Apple started as a hardware company with the Apple II. Soon in, they realized that while hardware is required, it’s software that changes the world.
Over the last five years, Apple has lost the thread and chosen to become a hardware company again. Despite their huge profits and large staff, we're confronted with (a partial list):
Seth Godin
- Automator, a buggy piece of software with no support, and because it’s free, no competitors.
- Keynote, a presentation program that hasn’t been improved in years.
- iOS 10, which replaces useful with pretty.
- iTunes, which is now years behind useful tools like Roon.
- No significant steps forward in word processing, spreadsheets, video editing, file sharing, internet tools, conferencing, etc. Apple contributed mightily to a software revolution a decade ago, but they’ve stopped. Think about how many leaps forward Slack, Dropbox, Zapier and others have made in popular software over the last few decades. But it requires a significant commitment to keep it moving forward. It means upending the status quo and creating something new.

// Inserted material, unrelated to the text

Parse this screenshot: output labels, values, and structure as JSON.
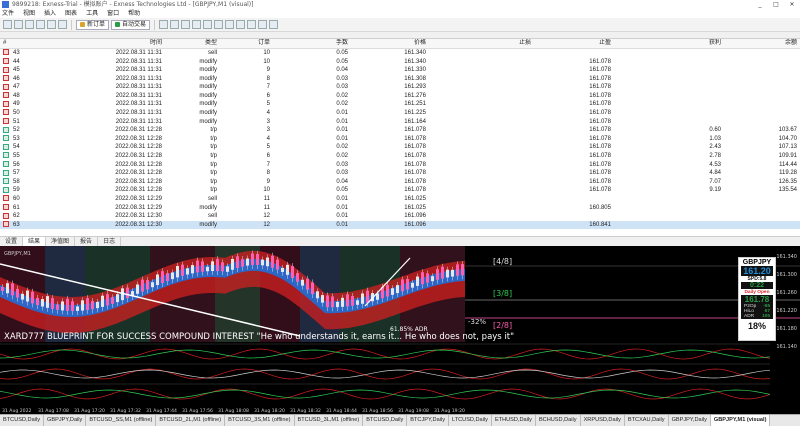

A common theme for Apple critics lately. I find it amusing that the two examples John Gruber offers to counteract the points above are iMessage and FaceTime; while they may be good products, they’re restricted to Apple hardware and as such limited in their ability to ‘change the world’. They fit with Apple’s integrated strategy, but offer very little benefit for people who choose competing products. And I wouldn’t call them innovative by any measure: there were other video conferencing software available (most notably Skype) before Apple introduced FaceTime, and the market for mobile messaging is full of alternatives today, apps that can work on Android devices and even Windows. There is little reason to use Apple’s software when other products offer more features and better compatibility.
As for being a hardware company… the competition is rapidly heating up in that market as well.